A triangle is inscribed in a circle. The vertices of the triangle divide the circle into three arcs of length 3, 4 and 5 units. Then area of the triangle is equal to
\dfrac{9(3+\sqrt{3}) }{\pi^2}
\dfrac{9\sqrt{3}(\sqrt{3}-1) }{\pi^2}
\dfrac{9(1+\sqrt{3}) }{2\pi^2}
\dfrac{9\sqrt{3}(\sqrt{3}-1) }{2\pi^2}
The vertices of the triangle divide the circle into three arcs of length 3, 4 and 5 units.
So the circumference of the circle is
3+4+5=2\pi R
Then, R = \dfrac{6}{\pi}
The arcs subtend angles that are proportional to the length of arcs and sum to a round angle, that is
3θ+4θ+5θ = 360\degree
Then, θ =30\degree
The central angles subtended by arcs are 90,\degree ,120\degree and 150\degree
The area of the triangle is the sum of the three triangles formed by radii of the circle and the sides of the triangle.

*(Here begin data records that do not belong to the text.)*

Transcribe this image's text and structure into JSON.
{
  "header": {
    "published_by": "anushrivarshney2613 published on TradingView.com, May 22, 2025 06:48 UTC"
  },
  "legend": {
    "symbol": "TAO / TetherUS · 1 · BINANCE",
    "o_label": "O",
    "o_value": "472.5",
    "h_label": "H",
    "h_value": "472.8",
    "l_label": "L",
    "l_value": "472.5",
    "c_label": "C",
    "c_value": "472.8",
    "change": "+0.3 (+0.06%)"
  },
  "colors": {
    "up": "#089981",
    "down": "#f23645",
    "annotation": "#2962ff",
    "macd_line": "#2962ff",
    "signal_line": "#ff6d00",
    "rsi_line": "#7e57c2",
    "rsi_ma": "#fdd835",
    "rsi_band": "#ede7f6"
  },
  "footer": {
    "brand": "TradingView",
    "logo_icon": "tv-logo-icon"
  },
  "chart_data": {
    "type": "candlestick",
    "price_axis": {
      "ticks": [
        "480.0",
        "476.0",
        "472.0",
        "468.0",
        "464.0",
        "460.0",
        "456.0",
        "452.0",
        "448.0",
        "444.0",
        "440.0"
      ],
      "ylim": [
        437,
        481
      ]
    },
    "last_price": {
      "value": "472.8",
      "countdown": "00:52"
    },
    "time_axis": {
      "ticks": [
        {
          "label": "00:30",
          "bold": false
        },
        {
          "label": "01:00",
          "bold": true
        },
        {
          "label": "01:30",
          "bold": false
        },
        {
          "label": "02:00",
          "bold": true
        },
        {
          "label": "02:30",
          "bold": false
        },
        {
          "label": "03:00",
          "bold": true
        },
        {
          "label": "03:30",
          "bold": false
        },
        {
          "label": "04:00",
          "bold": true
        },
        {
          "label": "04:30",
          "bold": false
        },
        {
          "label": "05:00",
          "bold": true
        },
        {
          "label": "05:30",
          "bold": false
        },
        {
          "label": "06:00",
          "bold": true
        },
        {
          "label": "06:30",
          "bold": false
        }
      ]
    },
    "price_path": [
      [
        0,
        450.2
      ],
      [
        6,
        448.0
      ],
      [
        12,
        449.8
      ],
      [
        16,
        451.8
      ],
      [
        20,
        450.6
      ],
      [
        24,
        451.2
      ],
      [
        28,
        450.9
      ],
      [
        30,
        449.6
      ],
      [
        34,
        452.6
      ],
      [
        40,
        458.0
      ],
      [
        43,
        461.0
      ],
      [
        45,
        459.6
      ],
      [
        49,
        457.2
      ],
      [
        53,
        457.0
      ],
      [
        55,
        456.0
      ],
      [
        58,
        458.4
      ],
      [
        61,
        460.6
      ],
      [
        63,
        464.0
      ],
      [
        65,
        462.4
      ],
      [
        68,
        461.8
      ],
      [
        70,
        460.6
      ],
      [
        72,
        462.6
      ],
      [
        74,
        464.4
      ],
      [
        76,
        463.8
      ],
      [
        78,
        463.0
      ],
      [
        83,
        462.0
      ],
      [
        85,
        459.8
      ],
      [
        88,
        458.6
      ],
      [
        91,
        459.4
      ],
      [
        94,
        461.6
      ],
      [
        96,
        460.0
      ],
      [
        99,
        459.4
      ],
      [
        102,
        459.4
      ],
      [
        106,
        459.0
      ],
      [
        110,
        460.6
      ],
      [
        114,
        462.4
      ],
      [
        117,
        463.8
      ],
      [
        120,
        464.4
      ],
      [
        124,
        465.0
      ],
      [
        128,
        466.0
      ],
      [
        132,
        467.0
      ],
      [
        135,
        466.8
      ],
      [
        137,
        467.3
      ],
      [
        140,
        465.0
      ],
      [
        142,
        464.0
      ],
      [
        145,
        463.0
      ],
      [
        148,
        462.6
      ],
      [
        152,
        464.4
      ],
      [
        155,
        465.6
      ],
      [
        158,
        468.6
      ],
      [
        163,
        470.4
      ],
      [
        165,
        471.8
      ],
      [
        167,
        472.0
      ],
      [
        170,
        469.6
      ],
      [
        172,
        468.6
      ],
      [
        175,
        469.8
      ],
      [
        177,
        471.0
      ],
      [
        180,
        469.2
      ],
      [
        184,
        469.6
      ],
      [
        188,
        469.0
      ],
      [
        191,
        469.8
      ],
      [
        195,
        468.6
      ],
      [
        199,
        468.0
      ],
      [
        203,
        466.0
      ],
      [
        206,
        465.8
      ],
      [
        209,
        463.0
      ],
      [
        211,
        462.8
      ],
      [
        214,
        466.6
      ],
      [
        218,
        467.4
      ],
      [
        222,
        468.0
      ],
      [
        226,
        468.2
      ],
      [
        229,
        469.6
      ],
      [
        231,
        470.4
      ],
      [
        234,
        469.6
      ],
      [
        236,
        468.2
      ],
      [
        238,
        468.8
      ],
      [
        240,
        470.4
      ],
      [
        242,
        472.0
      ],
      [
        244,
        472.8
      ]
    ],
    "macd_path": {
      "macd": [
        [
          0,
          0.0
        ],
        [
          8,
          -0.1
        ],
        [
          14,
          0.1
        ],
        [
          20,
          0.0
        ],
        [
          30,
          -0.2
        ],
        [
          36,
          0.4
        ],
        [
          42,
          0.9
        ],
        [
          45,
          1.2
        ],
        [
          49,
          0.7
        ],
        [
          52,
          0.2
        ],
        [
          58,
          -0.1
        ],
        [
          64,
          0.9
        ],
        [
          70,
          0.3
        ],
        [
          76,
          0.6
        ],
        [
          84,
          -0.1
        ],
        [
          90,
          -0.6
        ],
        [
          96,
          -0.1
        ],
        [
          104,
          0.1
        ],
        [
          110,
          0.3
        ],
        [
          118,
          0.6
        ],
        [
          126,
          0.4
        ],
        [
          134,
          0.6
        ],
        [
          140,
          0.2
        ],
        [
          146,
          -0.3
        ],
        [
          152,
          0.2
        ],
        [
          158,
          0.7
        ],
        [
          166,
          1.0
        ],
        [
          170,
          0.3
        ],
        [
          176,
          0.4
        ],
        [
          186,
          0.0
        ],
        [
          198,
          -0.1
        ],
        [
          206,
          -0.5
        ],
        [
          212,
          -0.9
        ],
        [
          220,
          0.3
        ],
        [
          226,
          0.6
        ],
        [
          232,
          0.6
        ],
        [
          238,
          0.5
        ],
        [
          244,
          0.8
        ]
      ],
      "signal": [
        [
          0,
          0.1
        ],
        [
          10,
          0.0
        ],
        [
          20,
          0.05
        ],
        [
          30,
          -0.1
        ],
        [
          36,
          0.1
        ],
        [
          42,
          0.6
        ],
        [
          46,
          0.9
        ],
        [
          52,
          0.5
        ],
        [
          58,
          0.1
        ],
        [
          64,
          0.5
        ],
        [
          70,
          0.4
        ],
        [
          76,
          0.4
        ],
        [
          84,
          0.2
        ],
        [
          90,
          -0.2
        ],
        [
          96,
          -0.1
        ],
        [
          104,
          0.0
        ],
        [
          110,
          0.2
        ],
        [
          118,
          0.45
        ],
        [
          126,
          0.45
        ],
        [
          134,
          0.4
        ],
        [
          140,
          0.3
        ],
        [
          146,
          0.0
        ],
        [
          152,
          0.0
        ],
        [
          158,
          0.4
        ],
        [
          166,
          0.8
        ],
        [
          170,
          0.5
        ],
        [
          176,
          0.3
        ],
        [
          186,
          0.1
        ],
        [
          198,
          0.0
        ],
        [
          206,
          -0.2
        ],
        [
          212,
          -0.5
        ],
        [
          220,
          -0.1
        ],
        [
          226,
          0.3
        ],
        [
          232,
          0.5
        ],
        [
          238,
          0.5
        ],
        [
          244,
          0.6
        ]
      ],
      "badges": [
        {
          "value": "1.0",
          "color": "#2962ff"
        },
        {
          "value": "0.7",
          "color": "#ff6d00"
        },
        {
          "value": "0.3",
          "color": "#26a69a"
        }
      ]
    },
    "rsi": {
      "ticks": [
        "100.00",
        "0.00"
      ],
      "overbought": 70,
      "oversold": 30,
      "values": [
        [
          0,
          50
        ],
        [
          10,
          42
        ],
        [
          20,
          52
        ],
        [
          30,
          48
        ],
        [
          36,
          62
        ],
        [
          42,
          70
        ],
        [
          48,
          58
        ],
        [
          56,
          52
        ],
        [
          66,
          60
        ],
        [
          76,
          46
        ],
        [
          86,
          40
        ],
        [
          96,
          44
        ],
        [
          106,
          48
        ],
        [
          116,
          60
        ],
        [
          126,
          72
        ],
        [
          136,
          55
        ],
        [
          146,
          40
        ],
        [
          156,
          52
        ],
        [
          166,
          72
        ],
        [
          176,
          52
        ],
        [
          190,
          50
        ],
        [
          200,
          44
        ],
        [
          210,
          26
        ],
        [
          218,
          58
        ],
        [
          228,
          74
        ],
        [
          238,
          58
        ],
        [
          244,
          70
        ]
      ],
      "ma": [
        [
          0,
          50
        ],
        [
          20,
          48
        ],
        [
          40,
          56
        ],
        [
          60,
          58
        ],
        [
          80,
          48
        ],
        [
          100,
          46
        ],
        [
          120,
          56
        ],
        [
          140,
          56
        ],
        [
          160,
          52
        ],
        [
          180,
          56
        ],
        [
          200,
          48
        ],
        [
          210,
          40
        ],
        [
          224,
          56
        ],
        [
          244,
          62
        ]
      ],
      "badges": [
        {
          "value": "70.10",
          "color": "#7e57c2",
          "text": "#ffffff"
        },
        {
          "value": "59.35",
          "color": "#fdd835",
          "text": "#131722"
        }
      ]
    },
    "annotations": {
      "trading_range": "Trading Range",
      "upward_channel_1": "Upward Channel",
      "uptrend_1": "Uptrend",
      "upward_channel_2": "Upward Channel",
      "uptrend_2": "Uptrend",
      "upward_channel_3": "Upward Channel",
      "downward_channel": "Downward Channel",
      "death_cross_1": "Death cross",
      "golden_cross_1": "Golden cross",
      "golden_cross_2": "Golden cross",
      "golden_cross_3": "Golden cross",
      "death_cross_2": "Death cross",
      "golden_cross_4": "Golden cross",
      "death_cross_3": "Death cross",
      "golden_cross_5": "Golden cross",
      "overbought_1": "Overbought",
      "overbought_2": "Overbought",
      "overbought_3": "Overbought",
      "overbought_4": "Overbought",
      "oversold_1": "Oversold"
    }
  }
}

Using the area formula \dfrac{1}{2}ab\sin C , here the sides are the radii of the circle which are the same for the three triangles. The angles are the central angles subtended by arcs. Then,
A = \dfrac{1}{2} R^2\sin 90\degree + \dfrac{1}{2} R^2\sin 120\degree + \dfrac{1}{2} R^2\sin 150\degree
= \dfrac{1}{2} \cdot \dfrac{36}{\pi^2}(1+\dfrac{\sqrt{3} }{2}+\dfrac{1}{2} )
=\dfrac{9(3+\sqrt{3}) }{\pi^2}
Therefore, A is the correct choice.